También advertimos del desdoblamiento que existe en torno a las víctimas de esas experiencias cuando un gran caudal de ellas son mujeres sobrevivientes, compelidas desde hace casi 50 años a demostrar que han sido víctimas de crímenes insospechados; algunos de ellos ni siquiera son tipificables, por lo tanto quedan descartados del universo probatorio injustamente. Pero en la justicia no entra todo, en este sentido es un universo absolutamente administrado por la técnica.

Es evidente que los medios no son el lugar más indicado para un acto tan serio, porque desde allí aún nadie dio lugar a la palabra de ninguna víctima, solo se habla por ella, sin cesar.

La mayoría de estas mujeres tomaron la decisión de pasar por estos dispositivos que, muchas veces, también las revictimizan –otro significante que circula livianamente por los medios–, dado que asumen la complejísima relación entre el saber y la verdad, entre la (in)creencia y la justicia, soportando la tensión entre las pruebas objetivas que la justicia exige y los retornos subjetivos de todo acontecimiento traumático.

En una declaración testimonial habita una verdad objetiva y una verdad subjetiva que debe tener lugar para que el testimonio se produzca. Esa decisión es ética y siempre bajo la exigencia de que su palabra tome valor de verdad a partir de encarnar sus dichos, dejarse tocar por la ley y, a su vez, tocar el muro impenetrable de la ley objetiva, para garantir un escenario que ponga a las víctimas y sus victimarios en el contexto del rito jurídico, porque de este modo se sale de la imaginarización dual de uno contra otro, de una palabra contra otra, a la que intentaron apelar muchas veces los responsables.

Y, sobre todo, ellas han consentido a pasar por allí dado que cada testimonio en la justicia produce una sentencia que relata un fragmento de lo ocurrido, dejando un legado ante la sociedad.

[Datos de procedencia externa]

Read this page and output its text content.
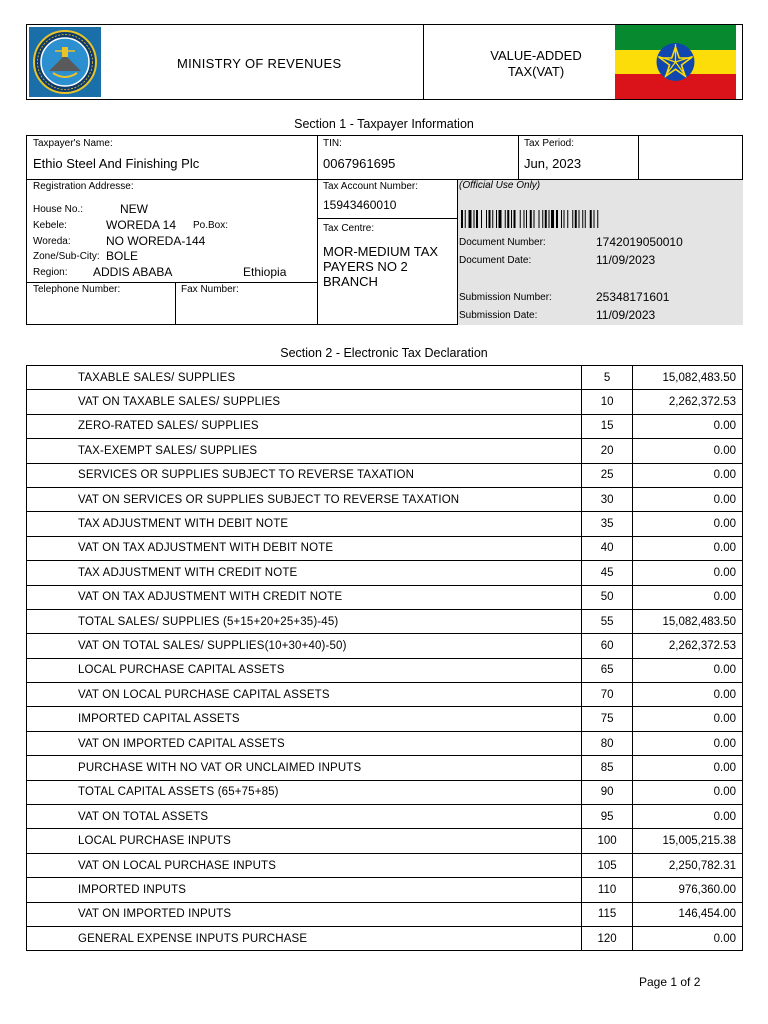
MINISTRY OF REVENUES
VALUE-ADDED
TAX(VAT)
Section 1 - Taxpayer Information
Taxpayer's Name:
Ethio Steel And Finishing Plc
TIN:
0067961695
Tax Period:
Jun, 2023
Registration Addresse:
House No.:	NEW
Kebele:	WOREDA 14 Po.Box:
Woreda:	NO WOREDA-144
Zone/Sub-City: BOLE
Region: ADDIS ABABA	Ethiopia
Telephone Number:	Fax Number:
Tax Account Number:
15943460010
Tax Centre:
MOR-MEDIUM TAX
PAYERS NO 2
BRANCH
(Official Use Only)
Document Number:	1742019050010
Document Date:	11/09/2023
Submission Number:	25348171601
Submission Date:	11/09/2023
Section 2 - Electronic Tax Declaration
TAXABLE SALES/ SUPPLIES	5	15,082,483.50
VAT ON TAXABLE SALES/ SUPPLIES	10	2,262,372.53
ZERO-RATED SALES/ SUPPLIES	15	0.00
TAX-EXEMPT SALES/ SUPPLIES	20	0.00
SERVICES OR SUPPLIES SUBJECT TO REVERSE TAXATION	25	0.00
VAT ON SERVICES OR SUPPLIES SUBJECT TO REVERSE TAXATION	30	0.00
TAX ADJUSTMENT WITH DEBIT NOTE	35	0.00
VAT ON TAX ADJUSTMENT WITH DEBIT NOTE	40	0.00
TAX ADJUSTMENT WITH CREDIT NOTE	45	0.00
VAT ON TAX ADJUSTMENT WITH CREDIT NOTE	50	0.00
TOTAL SALES/ SUPPLIES (5+15+20+25+35)-45)	55	15,082,483.50
VAT ON TOTAL SALES/ SUPPLIES(10+30+40)-50)	60	2,262,372.53
LOCAL PURCHASE CAPITAL ASSETS	65	0.00
VAT ON LOCAL PURCHASE CAPITAL ASSETS	70	0.00
IMPORTED CAPITAL ASSETS	75	0.00
VAT ON IMPORTED CAPITAL ASSETS	80	0.00
PURCHASE WITH NO VAT OR UNCLAIMED INPUTS	85	0.00
TOTAL CAPITAL ASSETS (65+75+85)	90	0.00
VAT ON TOTAL ASSETS	95	0.00
LOCAL PURCHASE INPUTS	100	15,005,215.38
VAT ON LOCAL PURCHASE INPUTS	105	2,250,782.31
IMPORTED INPUTS	110	976,360.00
VAT ON IMPORTED INPUTS	115	146,454.00
GENERAL EXPENSE INPUTS PURCHASE	120	0.00
Page 1 of 2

Sería importante que los acontecimientos traumáticos que se desplieguen en el entramado social, poniéndonos a hablar a todas/os, nos interpelen en este cruce entre los derechos humanos, la política, la ética deseante y los feminismos como en este caso, dado que el nuevo sujeto político del feminismo debe sostener con responsabilidad los significantes ganados. Y, como vemos, hablar, dar testimonio, denunciar la violencia, implica el anudamiento de múltiples decisiones éticas para que la víctima no quede hablando sola o solo sea hablada por otros discursos.

* La autora es fundadora y exdirectora del Centro de Asistencia a Víctimas de Violaciones de Derechos Humanos “Dr. Fernando Ulloa”, de la Secretaría de Derechos Humanos de la Nación.


[1] Al respecto, cabe destacar que, precisamente, fue desde el Centro Ulloa que logramos impulsar el primer protocolo dirigido al Poder Judicial para la toma de testimonios, donde partíamos de la confirmación de que a las víctimas se les cree y allí fundamentábamos los motivos.